Zero-Suppressed Decision Diagrams and Independent Sets
Neat ways to represent sets of graphs
I stumbled across Binary Decision Diagrams (BDDs) by chance. They are an efficient data structure to represent sets of graphs. While a graph $G$ is a set of vertices $V$ along with a set of edges $E$ that connect the vertices, a graph set is a collection of subgraphs over the universe $V$. For example, a collection of feasible paths on $G$ would be a graph set. For a graph, if one has its corresponding BDD, specific types of queries can be handled with remarkable efficiency. See the this video from the creators of grahillion for an illustration of count queries. Knuth’s Art of Programming has an entire chapter devoted to this, but it hasn’t seen too many uses in the operations research community (at least as far as I’m aware). It seems like it could be pretty useful for several combinatorial optimization problems.
So in this post, we’ll work through one use - that of finding maximal independent sets in a graph. An independent set is a subset of vertices $V$, no two of which are adjacent. A maximal independent set is one where no additional nodes can be included and remain as an independent set. Not to be confused with the maximum set - which looks for an independent set with maximum weight.
We follow the work described in Morrison et al. (2014) on this problem which uses a Zero-suppressed Decision Diagram (ZDD), a variant of BDD where the false conditions are omitted. This is useful when the feasible solutions are sparse. There are several works that look into using ZDDs on graph and optimization problems, e.g. maximal cliques (Coudert, 1997) and 0/1 enumeration.
ZDDs
In addition to a graph $G$, we also need a vertex ordering. While the ordering can be arbitrary, it does have an impact on the resulting ZDD. Each node in the ZDD, $Z_s$ is defined by a tuple $(v, lo, hi)$, where $v$ is the vertex it refers to in $G$ and $lo, hi$ are exactly two branches, known as the low and high branch, pointers to other nodes in the ZDD. These can be thought of as binary outcomes of the node from which they emanate. The terminal nodes in the ZDD have special meaning. The $\top$ refers to a true outcome, while $\bot$ encodes a false outcome.
All this becomes clearer in the example, taken from Morrison’s paper, below. The 5-node graph on the left has a corresponding ZDD on the right that encodes all possible maximal independent sets. The solid arrows are high branches, while the dashed ones are low branches.
This Directed Acyclic Graph (DAG) encodes every possible maximal independent set. Every feasible path from the root node till the terminal node $\top$ represents a maximal independent set.
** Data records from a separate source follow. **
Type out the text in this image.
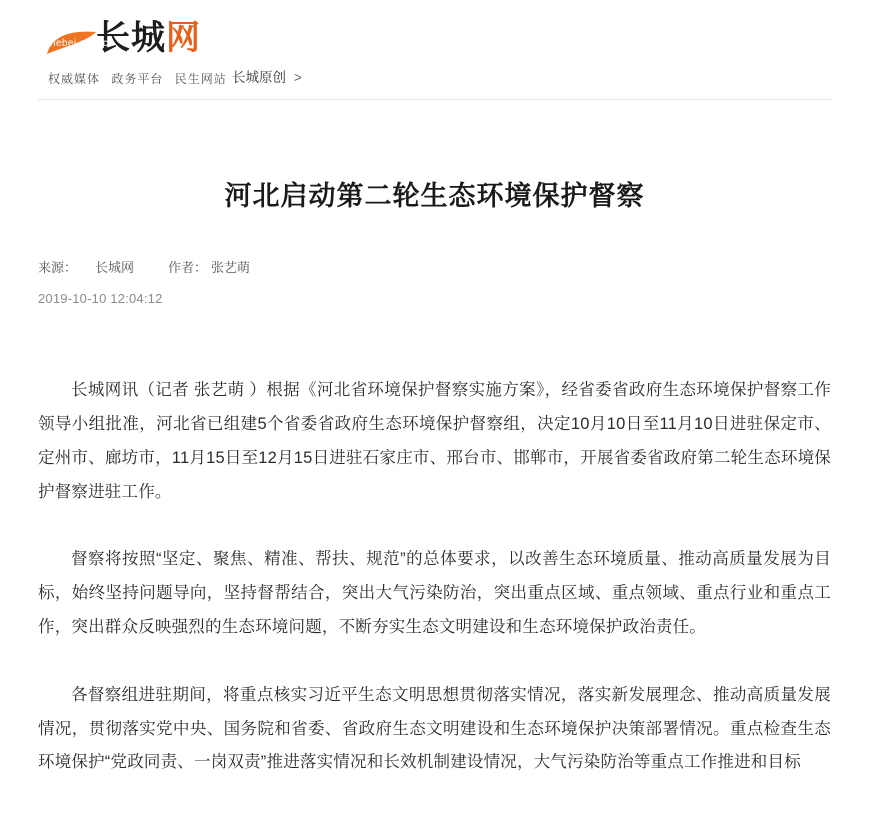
hebei.com.cn
长城网
权威媒体 政务平台 民生网站 长城原创 >
河北启动第二轮生态环境保护督察
来源： 长城网	作者： 张艺萌
2019-10-10 12:04:12

长城网讯（记者 张艺萌 ）根据《河北省环境保护督察实施方案》，经省委省政府生态环境保护督察工作领导小组批准，河北省已组建5个省委省政府生态环境保护督察组，决定10月10日至11月10日进驻保定市、定州市、廊坊市，11月15日至12月15日进驻石家庄市、邢台市、邯郸市，开展省委省政府第二轮生态环境保护督察进驻工作。

督察将按照“坚定、聚焦、精准、帮扶、规范”的总体要求，以改善生态环境质量、推动高质量发展为目标，始终坚持问题导向，坚持督帮结合，突出大气污染防治，突出重点区域、重点领域、重点行业和重点工作，突出群众反映强烈的生态环境问题，不断夯实生态文明建设和生态环境保护政治责任。

各督察组进驻期间，将重点核实习近平生态文明思想贯彻落实情况，落实新发展理念、推动高质量发展情况，贯彻落实党中央、国务院和省委、省政府生态文明建设和生态环境保护决策部署情况。重点检查生态环境保护“党政同责、一岗双责”推进落实情况和长效机制建设情况，大气污染防治等重点工作推进和目标
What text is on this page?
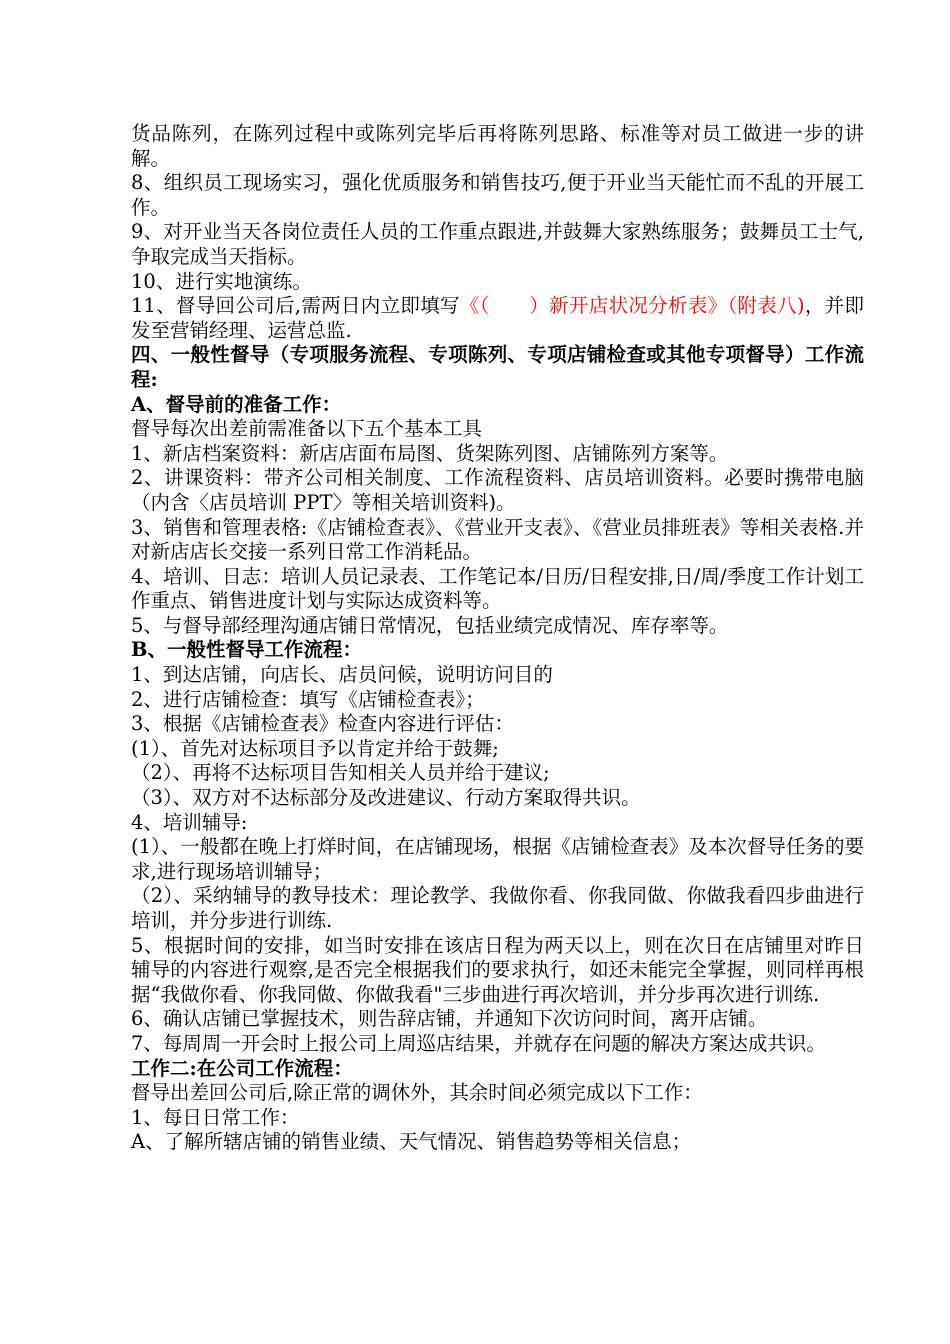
货品陈列，在陈列过程中或陈列完毕后再将陈列思路、标准等对员工做进一步的讲解。

8、组织员工现场实习，强化优质服务和销售技巧,便于开业当天能忙而不乱的开展工作。

9、对开业当天各岗位责任人员的工作重点跟进,并鼓舞大家熟练服务；鼓舞员工士气,争取完成当天指标。

10、进行实地演练。

11、督导回公司后,需两日内立即填写《（　　）新开店状况分析表》（附表八)，并即发至营销经理、运营总监.

四、一般性督导（专项服务流程、专项陈列、专项店铺检查或其他专项督导）工作流程:

A、督导前的准备工作：

督导每次出差前需准备以下五个基本工具

1、新店档案资料：新店店面布局图、货架陈列图、店铺陈列方案等。

2、讲课资料：带齐公司相关制度、工作流程资料、店员培训资料。必要时携带电脑（内含〈店员培训 PPT〉等相关培训资料)。

3、销售和管理表格:《店铺检查表》、《营业开支表》、《营业员排班表》等相关表格.并对新店店长交接一系列日常工作消耗品。

4、培训、日志：培训人员记录表、工作笔记本/日历/日程安排,日/周/季度工作计划工作重点、销售进度计划与实际达成资料等。

5、与督导部经理沟通店铺日常情况，包括业绩完成情况、库存率等。

B、一般性督导工作流程：

1、到达店铺，向店长、店员问候，说明访问目的

2、进行店铺检查：填写《店铺检查表》；

3、根据《店铺检查表》检查内容进行评估：

(1）、首先对达标项目予以肯定并给于鼓舞;

（2）、再将不达标项目告知相关人员并给于建议;

（3）、双方对不达标部分及改进建议、行动方案取得共识。

4、培训辅导:

(1）、一般都在晚上打烊时间，在店铺现场，根据《店铺检查表》及本次督导任务的要求,进行现场培训辅导；

（2）、采纳辅导的教导技术：理论教学、我做你看、你我同做、你做我看四步曲进行培训，并分步进行训练.

5、根据时间的安排，如当时安排在该店日程为两天以上，则在次日在店铺里对昨日辅导的内容进行观察,是否完全根据我们的要求执行，如还未能完全掌握，则同样再根据“我做你看、你我同做、你做我看"三步曲进行再次培训，并分步再次进行训练.

6、确认店铺已掌握技术，则告辞店铺，并通知下次访问时间，离开店铺。

7、每周周一开会时上报公司上周巡店结果，并就存在问题的解决方案达成共识。

工作二:在公司工作流程：

督导出差回公司后,除正常的调休外，其余时间必须完成以下工作：

1、每日日常工作：

A、了解所辖店铺的销售业绩、天气情况、销售趋势等相关信息；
The set it represented by nodes that have high branches coming out. For example, feasible path $v_1, v_2, v_3, v_4,\top$ represents an maximal independent set ${v_2, v_4}$ as these are the only nodes with solid (high) branches. There are several important properties of the ZDD that I skip here, like the uniqueness of nodes in $Z_s$, each node is encountered only once, etc.
The ZDD can now be used to enumerate all maximal independent sets and support non-trivial operations that would be expensive otherwise, e.g. a count of all maximal independent sets without listing each one. There are other advantages as well. For instance, if there is a need to repeatedly query this ZDD, for example when node weights change, then one can compute this efficiently. Mostly, ZDD offer a compact representation of the underlying set.
Constructing a ZDD
To do all of this, the ZDD needs to be constructed first. There are few methods to do this for each class of problem you want to solve. Morrison et al. (2014), for example, tackle the case of the maximal independent set.
In this case, they describe an algorithm that takes as input a graph and a vertex ordering (this ordering can be arbitrary - but does have an influence on the size of the ZDD). The procedure is recursive, and it each iteration a single node is considered. It first considers if a maximal set can be constructed from the remaining vertices. Remaining here are w.r.t. to the ordering. It also checks if the set is already maximal. For these two cases, the procedure returns with the terminal nodes, i.e. $\bot$ or $\top$. If these conditions are not met, it creates two branches for the current node based on the next undominated node. A new node is added if it hasn’t previously been created.
Reference implementation
A reference implementation is forthcoming (when time permits!).
There are existing packages like graphmillion that provide powerful abstractions for common problem classes. See also their accompanying paper. Azove is another tool (uses binary decision diagrams) for vertex enumeration that may be of interest as well.